Lorsqu'un système connaît un taux d'échec de 40% (proportion d'élèves ayant de graves difficultés à la sortie de l'école primaire), l'heure n'est pas aux préjugés idéologiques mais à la recherche tous azimuts des bonnes solutions.
Or, selon les travaux menés à la Fondation iFRAP, il apparaît que le privé sous contrat, avec la toute petite parcelle d'autonomie que l'Etat a bien voulu lui concéder, parvient à faire mieux que le public, avec moins de moyens. Une économie qui s'élève en moyenne à 1 951 euros par élève et par an dans le primaire et 2 788 euros dans le second degré. Ce n'est donc pas en dépensant toujours plus que l'on améliore les performances, mais en laissant les écoles s'adapter aux besoins réels de leurs élèves. C'est pour cela qu'en France, les écoles privées sous contrat obtiennent de meilleurs résultats aux examens nationaux, alors que leurs élèves, contrairement aux idées reçues, sont d'origines aussi diverses qu'à l'école publique.
En conséquence, les parents se précipitent dans le privé sous contrat, de tous milieux et de toutes origines, formant des files d'attente un peu plus longues à chaque rentrée. Cela prouve qu'il y a une demande de diversité de choix. D'autant plus que les lycées les mieux notés pour la valeur ajoutée apportée par l'établissement aux élèves, les lycées privés sont 62 parmi les 100 premiers de France. Lorsqu'un établissement peut concevoir de manière un peu plus libre son projet éducatif, recruter ses professeurs et gérer son budget, il est en mesure d'adapter sa pédagogie aux profils de ses élèves. Certains pays l'ont bien compris. Les Suédois, les Danois et les Néerlandais obtiennent d'excellents résultats en partie parce qu'ils font confiance à la libre initiative de la société civile. En France, cette liberté est bridée, ce qui nuit à la qualité de notre enseignement et à l'avenir de nos enfants. Le motif le plus souvent invoqué pour refuser cette libération des initiatives est la crainte de voir se constituer un système éducatif à deux vitesses, générateur d'inégalités. Ces craintes honorent ceux qui les nourrissent. Mais force est de constater qu'elles sont infondées. Les Français sont prêts aujourd'hui à des changements majeurs : selon un tout récent sondage IFOP, « 49 % des Français sont favorables au financement par l'État des établissements scolaires d'enseignement complètement privé ». Il existe des moyens innovants de délivrer l'école du carcan qui l'étouffe sans tomber dans les travers d'un système ultra-libéral.
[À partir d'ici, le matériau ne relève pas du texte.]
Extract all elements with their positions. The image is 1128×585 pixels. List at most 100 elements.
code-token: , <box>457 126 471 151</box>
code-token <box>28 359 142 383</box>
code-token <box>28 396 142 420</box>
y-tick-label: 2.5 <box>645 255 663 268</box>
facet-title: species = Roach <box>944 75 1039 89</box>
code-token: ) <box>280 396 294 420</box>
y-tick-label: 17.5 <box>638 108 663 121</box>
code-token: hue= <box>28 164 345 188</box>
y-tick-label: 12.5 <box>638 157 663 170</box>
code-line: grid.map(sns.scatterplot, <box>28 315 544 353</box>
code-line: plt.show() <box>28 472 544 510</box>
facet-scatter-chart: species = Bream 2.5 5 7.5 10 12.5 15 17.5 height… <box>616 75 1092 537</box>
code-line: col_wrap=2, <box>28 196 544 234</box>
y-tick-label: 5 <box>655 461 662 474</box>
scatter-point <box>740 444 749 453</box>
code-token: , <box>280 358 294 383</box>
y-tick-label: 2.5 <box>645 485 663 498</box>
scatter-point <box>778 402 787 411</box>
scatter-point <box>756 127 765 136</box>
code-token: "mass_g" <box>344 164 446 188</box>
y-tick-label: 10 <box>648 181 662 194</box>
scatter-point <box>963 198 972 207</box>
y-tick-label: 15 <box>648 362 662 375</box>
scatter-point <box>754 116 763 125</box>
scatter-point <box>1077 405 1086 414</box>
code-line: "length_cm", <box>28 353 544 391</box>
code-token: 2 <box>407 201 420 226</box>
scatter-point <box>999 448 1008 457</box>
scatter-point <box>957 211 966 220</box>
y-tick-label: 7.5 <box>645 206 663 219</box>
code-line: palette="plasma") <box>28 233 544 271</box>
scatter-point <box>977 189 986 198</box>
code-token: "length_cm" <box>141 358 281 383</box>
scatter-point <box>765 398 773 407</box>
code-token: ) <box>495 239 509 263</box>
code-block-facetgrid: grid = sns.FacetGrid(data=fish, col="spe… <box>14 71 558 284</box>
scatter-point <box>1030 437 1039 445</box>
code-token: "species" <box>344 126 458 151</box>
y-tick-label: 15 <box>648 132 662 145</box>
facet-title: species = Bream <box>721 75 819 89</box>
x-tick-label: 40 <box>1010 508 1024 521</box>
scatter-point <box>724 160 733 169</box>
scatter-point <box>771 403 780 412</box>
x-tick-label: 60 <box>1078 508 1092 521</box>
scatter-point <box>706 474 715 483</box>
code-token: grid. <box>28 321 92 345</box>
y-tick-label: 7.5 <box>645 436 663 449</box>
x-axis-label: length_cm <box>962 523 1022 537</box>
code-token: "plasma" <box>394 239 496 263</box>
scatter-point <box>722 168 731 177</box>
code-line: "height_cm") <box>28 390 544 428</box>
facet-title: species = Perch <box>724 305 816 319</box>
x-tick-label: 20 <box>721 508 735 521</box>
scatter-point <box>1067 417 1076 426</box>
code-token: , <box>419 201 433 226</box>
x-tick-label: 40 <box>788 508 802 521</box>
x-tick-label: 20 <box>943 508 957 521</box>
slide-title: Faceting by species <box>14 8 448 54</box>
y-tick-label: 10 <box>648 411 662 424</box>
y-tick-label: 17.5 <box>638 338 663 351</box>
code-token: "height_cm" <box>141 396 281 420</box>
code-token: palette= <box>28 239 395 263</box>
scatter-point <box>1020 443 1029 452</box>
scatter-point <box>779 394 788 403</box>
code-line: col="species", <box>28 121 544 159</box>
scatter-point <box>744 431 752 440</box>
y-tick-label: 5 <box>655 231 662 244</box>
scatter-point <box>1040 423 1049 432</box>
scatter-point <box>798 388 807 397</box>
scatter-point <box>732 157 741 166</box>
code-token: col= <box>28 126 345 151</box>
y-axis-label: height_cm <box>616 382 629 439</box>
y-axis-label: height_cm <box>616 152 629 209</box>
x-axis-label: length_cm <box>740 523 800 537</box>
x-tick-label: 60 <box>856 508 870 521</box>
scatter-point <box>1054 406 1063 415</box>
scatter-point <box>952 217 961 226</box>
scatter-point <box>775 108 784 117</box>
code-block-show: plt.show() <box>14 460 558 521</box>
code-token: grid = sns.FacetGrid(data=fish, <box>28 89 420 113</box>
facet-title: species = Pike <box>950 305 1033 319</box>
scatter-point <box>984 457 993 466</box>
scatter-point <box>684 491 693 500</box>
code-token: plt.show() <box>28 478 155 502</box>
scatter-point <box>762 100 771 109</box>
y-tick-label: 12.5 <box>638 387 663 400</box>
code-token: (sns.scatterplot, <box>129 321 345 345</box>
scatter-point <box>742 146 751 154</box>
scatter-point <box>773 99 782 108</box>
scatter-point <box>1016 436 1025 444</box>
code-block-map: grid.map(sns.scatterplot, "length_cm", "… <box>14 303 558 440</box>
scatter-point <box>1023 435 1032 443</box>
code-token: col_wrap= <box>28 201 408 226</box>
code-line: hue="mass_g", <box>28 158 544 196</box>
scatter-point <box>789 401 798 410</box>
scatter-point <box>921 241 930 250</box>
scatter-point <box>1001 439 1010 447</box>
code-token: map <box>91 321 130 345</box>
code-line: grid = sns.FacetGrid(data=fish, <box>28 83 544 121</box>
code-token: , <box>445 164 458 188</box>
C'est ce que vient de démontrer la Fondation pour l'Ecole, dans le cadre d'un colloque consacré à ces questions. Elle a en particulier mis en évidence l'intérêt de multiplier les modes de gestions alternatifs de l'école. Ceux-ci rétablissent dans de nombreux pays comme la Suède, le Danemark et les Pays-Bas l'égalité des chances en donnant à chaque famille les moyens financiers de scolariser ses enfants dans l'école de son choix.
Ainsi, la capacité de choisir l'école de son enfant cesse d'être accessible à une minorité pour devenir le droit effectif de tous. Les pays qui financent depuis longtemps leur école grâce à des solutions de type forfait par élève, quel que soit le statut de l'école (public, privé, sous contrat ou hors contrat) sont parmi les meilleurs aux tests PISA de l'OCDE. Ces résultats constituent par eux-mêmes une vibrante invitation à multiplier les expérimentations de financement public d'alternatives pédagogiques en France. A l'heure où les candidats aux élections présidentielles réfléchissent à juste titre à l'avenir de l'école et de ses élèves, nous leur demandons d'oser enfin expérimenter la liberté de choix, la transparence des coûts et l'autonomie scolaire.